I’ve been watching with sadness this week as our local daily newspaper announced the layoff of 45 editorial staff members, including two people that I’ve known (and did a fair amount work for) for years, along with many others that I’ve been less formally acquainted with.
I’ve gone through the experience of a layoff twice in my career. Once when the alternative weekly I wrote for folded, and again when the national corporation that owned the online city guide I edited decided to roll up most of its local offices. Both experiences were hard for different reasons, and good things did come out of them. They also made me keenly aware that a lot of people are clueless when it comes to talking to someone who has just lost their job.
Since the job loss news just keeps coming, here’s my unsolicited advice about how to be decent to people you know (or worked with) that have been laid off:
1. Don’t treat them like they are contagious or too fragile to touch. If you think you don’t know what to say but that person has meant something to you professionally or personally along the way, making the effort to call or write or somehow say even “I don’t know what to say” is better than not hearing from you at all. Losing a job (even if the job was awful) deserves some kind of ritual observance because an era of that person’s life has been extinguished. I know that the people who took the time to say “you were really great at X, and I’m sorry this happened” to me, or who offered any kind of assistance when I was on the unemployment curb, no matter how small, gave me memories that are more vibrant to me now than any of the bad stuff that’s happened in my career.
2. If you offer yourself up as a listening post, make sure you’re prepared to actively listen and expect that the person may have some intense feelings. It’s disconcerting when someone offers up a shoulder to cry on who really just wants an excuse to hear him- or herself crack-wise and to drink a lot. (That said, some people cope best through humor, in which case the cracking-wise/drinking plan may be in order.)
3. Point out silver linings if you see real ones, but avoid the pat “everything happens for a reason” line. Sometimes that reason is the shortsightedness or mismanagement of people who still have a job.

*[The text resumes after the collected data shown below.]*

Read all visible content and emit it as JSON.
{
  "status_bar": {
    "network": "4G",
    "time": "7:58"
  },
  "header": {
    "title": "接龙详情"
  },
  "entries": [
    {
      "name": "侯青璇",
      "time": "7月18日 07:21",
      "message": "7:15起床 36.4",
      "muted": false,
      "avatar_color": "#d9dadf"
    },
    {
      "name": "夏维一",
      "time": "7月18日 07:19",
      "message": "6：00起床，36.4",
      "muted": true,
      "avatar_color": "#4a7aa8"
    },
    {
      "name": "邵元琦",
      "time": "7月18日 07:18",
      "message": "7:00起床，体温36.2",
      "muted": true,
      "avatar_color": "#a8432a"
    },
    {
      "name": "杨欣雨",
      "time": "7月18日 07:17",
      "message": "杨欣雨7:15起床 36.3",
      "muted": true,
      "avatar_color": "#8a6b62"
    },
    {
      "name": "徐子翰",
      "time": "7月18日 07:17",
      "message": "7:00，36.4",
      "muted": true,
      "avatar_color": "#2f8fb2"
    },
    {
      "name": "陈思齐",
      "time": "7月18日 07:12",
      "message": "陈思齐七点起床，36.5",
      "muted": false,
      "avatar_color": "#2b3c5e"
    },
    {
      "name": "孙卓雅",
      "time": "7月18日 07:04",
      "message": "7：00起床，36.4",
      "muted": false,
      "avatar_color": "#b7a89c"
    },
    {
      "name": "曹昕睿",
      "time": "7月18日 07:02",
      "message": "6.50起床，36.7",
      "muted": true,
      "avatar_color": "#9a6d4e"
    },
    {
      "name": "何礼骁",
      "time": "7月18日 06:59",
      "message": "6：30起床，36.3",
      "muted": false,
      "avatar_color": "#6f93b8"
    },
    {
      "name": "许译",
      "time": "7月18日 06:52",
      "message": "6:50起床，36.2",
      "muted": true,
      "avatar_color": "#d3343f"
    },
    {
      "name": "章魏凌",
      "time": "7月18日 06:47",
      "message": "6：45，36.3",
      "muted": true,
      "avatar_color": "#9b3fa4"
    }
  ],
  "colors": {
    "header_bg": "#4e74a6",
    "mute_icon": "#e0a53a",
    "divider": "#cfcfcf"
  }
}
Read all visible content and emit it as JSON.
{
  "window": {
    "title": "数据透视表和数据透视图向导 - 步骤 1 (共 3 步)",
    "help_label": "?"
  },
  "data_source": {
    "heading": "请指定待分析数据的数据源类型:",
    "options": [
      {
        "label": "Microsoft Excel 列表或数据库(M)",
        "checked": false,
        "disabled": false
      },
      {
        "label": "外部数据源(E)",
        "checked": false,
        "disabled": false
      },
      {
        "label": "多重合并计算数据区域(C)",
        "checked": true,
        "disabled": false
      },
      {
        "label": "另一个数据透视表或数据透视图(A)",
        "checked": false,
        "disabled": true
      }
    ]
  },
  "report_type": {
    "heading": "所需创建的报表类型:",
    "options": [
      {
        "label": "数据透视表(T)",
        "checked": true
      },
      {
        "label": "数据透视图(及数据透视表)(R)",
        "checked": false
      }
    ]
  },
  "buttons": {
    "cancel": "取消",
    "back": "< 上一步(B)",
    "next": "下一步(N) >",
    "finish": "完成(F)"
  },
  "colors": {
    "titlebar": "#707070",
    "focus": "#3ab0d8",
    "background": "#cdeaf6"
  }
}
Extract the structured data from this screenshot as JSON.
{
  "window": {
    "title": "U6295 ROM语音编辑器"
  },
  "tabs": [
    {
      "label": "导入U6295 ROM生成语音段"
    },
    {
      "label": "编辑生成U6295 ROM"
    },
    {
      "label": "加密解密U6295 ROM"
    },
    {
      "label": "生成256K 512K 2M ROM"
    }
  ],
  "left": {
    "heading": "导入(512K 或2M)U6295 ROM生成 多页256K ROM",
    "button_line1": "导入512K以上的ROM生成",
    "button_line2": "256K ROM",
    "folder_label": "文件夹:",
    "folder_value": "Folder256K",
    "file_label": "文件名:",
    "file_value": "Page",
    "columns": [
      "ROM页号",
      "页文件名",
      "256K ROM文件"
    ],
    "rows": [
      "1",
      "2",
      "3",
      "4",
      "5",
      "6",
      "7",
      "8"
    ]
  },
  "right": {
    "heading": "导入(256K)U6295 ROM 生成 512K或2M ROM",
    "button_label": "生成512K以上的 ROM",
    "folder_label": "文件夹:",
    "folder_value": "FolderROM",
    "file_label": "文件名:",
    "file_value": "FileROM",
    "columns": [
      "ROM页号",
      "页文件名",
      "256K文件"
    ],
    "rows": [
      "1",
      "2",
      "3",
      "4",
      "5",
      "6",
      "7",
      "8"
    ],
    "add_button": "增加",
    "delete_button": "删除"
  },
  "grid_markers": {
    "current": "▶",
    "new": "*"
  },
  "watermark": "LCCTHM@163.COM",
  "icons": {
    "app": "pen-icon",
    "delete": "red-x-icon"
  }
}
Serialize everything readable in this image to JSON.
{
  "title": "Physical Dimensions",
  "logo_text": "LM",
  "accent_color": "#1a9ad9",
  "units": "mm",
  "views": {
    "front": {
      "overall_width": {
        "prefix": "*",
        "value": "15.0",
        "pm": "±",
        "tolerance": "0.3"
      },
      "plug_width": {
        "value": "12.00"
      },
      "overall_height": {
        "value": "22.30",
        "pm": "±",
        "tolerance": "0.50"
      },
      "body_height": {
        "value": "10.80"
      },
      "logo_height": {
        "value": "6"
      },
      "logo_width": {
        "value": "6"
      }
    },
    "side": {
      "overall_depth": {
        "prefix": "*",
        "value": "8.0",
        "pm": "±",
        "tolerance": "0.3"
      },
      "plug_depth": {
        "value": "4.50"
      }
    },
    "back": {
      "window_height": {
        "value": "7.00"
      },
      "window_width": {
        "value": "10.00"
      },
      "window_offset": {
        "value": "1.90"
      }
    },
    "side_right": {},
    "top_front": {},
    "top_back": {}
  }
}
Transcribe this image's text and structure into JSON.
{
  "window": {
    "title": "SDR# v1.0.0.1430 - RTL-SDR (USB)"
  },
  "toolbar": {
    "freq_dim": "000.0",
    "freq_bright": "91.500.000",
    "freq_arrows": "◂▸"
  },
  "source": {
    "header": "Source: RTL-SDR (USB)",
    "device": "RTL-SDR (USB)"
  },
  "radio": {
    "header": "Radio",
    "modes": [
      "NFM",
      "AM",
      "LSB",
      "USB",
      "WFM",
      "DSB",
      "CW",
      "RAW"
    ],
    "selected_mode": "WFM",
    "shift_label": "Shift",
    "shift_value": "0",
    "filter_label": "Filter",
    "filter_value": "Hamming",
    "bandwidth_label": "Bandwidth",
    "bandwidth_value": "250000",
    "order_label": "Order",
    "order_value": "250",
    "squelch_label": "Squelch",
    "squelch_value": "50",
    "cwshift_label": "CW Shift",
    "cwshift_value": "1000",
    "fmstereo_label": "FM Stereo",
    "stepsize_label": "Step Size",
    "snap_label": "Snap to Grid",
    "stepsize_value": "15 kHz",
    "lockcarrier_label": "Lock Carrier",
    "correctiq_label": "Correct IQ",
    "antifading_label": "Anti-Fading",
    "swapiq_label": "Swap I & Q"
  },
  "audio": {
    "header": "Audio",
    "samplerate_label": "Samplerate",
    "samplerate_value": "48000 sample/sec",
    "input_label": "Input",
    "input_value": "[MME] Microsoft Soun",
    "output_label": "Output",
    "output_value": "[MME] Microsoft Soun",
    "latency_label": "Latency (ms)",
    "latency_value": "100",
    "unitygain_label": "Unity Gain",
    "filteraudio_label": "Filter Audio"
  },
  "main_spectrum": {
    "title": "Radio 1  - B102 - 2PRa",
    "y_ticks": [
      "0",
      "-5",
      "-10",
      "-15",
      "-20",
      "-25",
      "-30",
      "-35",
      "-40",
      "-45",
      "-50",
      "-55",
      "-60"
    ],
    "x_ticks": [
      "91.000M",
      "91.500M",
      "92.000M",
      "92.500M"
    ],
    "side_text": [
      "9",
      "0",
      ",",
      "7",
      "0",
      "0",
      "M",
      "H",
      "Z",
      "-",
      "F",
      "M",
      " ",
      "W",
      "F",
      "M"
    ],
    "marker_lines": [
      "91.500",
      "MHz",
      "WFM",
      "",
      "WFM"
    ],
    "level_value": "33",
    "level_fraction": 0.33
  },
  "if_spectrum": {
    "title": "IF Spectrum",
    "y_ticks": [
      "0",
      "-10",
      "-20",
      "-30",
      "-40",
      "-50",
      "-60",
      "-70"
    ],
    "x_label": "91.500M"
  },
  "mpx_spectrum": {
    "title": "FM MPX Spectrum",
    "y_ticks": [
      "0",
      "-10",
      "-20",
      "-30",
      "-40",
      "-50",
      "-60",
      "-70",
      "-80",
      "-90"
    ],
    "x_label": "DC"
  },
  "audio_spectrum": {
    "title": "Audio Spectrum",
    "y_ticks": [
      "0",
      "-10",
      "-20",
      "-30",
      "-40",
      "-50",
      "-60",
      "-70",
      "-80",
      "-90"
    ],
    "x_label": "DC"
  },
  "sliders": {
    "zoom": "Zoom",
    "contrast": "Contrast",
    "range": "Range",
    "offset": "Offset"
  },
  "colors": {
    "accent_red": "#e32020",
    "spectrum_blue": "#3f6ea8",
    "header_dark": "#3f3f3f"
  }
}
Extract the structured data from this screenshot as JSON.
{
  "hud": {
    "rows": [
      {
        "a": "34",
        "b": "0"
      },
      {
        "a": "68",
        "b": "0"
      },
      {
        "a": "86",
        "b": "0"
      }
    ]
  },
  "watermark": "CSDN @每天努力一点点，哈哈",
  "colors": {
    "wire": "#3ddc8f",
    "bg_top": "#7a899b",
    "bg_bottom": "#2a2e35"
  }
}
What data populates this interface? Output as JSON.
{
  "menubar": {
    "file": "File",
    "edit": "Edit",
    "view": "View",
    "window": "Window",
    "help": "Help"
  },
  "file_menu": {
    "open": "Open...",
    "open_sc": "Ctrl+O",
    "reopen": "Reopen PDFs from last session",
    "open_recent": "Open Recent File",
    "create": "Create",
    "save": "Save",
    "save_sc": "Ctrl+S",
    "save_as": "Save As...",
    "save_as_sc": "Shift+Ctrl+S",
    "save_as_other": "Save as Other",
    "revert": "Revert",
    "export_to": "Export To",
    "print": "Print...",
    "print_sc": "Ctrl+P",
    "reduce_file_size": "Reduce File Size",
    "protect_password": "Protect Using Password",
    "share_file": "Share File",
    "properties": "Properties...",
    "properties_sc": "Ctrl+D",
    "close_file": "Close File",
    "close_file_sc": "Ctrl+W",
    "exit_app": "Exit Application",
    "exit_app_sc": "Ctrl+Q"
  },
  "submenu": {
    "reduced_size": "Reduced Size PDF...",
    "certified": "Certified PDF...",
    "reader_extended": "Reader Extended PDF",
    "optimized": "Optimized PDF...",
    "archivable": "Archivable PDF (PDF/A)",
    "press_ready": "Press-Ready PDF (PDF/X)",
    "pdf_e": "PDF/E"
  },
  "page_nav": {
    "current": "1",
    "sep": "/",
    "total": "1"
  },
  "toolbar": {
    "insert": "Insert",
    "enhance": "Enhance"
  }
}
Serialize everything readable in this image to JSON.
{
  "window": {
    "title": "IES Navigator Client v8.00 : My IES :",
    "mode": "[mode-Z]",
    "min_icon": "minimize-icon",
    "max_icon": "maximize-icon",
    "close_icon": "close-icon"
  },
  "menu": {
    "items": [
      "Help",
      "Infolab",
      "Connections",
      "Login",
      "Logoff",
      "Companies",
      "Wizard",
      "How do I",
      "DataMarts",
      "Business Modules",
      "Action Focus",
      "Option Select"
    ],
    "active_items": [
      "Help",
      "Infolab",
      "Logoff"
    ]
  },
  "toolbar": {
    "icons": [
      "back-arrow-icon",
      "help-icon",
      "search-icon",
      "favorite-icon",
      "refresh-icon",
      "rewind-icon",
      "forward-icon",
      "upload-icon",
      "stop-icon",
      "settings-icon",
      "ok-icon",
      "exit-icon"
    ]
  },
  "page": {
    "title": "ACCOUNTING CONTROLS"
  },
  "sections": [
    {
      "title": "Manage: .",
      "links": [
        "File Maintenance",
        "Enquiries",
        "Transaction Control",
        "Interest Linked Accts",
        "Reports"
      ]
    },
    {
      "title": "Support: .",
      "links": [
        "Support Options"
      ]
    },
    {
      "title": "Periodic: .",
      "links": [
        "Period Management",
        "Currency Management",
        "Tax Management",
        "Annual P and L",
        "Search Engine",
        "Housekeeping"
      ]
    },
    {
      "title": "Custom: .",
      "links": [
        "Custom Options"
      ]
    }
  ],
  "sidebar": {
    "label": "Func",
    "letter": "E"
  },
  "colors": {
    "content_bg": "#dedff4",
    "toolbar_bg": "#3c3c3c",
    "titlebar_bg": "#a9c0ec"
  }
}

And even if it isn’t, it may be years after you’ve received that pink slip before you are able to see it.
4. Call them again in a few weeks. If you’re laid off en masse, you sometimes have people to commiserate with immediately, but that support system may fade. Once you’ve made it past crisis mode, that’s when things are sometimes the hardest.
5. Buy them lunch. Pay back that $5 you borrowed now. Write a letter of recommendation (or maybe a quick reference on LinkedIn) while you’re thinking of it. And don’t offer to do any of these things in a moment of sympathy if you aren’t really going to follow up.
Anyone else have some advice to share?
This is a good post for the times. A good friend of our family may be laid off this week. We knew of this, and we offered to employ him doing renovations in our home (he is a carpenter by trade), although we were scared to come off as being “pitying”. Fortunately, he took the offer as a blessing.